Beyond the charming character writing, oddball humor, and thematic ambiguity, Penguindrum’s first episode is also just an effective narrative in its own right. The bond of the siblings is established quickly, and Kanba’s feelings on fate are understandable even if we don’t have the full context of their situation. The contrast between Shoma’s bubbly personality and Kanba’s resolute anger is clear early on – while Shoma handles daily tasks and seems a little insecure in a very relatable way, Kanba seems mysterious and textured, his response to Himari’s “death” implying a boy who carries the weight of the world on his shoulders. And Himari lies between them, the object of their love stranded between her own identity and her captor, blissful childishness and motherly understanding.

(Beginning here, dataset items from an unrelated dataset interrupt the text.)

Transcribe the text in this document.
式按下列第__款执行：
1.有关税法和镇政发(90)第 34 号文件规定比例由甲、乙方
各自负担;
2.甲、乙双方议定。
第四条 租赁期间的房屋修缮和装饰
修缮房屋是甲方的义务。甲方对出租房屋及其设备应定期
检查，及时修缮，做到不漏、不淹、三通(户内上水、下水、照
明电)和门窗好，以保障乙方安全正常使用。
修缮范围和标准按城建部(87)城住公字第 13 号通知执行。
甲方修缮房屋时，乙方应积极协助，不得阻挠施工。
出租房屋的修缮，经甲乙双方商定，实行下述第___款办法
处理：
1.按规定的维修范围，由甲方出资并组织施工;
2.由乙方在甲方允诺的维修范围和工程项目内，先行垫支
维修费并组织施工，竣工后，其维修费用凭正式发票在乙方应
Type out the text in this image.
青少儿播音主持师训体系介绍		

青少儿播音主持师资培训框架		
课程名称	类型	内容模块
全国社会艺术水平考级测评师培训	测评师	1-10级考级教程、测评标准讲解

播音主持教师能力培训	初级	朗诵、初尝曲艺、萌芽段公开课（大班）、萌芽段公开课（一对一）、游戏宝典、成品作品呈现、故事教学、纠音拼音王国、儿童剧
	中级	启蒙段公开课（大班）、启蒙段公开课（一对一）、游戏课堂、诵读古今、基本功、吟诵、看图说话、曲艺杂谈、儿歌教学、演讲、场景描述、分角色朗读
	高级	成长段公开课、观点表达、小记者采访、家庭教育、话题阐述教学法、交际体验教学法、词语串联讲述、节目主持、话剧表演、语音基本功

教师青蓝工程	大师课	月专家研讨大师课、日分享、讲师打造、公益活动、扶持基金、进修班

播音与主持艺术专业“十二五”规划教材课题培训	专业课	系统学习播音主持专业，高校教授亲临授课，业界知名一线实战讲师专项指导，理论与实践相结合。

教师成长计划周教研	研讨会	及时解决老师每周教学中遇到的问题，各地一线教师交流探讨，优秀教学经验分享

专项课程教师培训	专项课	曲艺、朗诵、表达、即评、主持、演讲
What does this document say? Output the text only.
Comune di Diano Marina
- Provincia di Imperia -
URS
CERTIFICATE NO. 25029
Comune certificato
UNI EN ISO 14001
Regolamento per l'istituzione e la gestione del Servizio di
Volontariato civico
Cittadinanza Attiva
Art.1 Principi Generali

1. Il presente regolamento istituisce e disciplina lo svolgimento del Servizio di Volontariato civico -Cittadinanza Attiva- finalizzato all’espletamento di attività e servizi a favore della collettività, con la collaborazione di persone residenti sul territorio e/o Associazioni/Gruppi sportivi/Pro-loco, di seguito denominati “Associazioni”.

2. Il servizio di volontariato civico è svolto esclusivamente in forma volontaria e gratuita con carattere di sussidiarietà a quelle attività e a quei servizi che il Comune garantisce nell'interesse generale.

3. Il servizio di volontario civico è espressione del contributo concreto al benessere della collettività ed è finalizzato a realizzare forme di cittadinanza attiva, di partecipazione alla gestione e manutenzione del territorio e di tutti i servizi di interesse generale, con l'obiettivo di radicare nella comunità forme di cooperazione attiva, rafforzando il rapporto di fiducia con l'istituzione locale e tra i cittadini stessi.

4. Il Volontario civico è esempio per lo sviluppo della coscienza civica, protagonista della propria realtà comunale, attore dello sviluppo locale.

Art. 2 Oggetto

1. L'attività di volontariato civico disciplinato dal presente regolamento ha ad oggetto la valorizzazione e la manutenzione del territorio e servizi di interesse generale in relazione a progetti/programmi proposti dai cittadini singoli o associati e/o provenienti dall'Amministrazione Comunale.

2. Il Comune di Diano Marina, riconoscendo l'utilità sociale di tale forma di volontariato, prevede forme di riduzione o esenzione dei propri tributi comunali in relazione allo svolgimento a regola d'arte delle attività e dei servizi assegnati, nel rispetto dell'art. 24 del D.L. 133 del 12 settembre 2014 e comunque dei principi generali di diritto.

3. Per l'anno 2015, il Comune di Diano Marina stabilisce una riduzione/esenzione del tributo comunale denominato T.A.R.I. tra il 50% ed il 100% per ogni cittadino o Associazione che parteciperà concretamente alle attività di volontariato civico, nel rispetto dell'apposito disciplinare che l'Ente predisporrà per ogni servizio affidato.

The episode is also gorgeous. Penguindrum is rich in overt visual motifs, which unsurprisingly mirror the subway and penguin aesthetic, but the shot framing and backgrounds are even more impressive. The attention to detail that makes the family’s home so welcoming is echoed in many of the other environments, and the unease of the brothers is visually evoked through frames that leave the audience off-kilter or compress characters into corners and behind foreground devices. The detailed backgrounds give the world a sense of lived-in permanence, while the theatrical framing keeps things beautiful and emotionally heightened throughout. It’s a dynamic and consistently appealing visual experience.
In the end, the brothers are tasked with a strange mission – “obtain the Penguindrum.” In payment for their sister’s life, they must seek a prize as ambiguous as fate itself, all while Kanba mulls and sacrifices and looms suspiciously over his sister’s body. There are secrets in this world, and secrets in these people. There is much to be learned and much to be lost. If there is really fate in this universe, then God must be a cruel being indeed, but these siblings have no time to lament the whims of prophecy. The hunt for the Penguindrum has begun.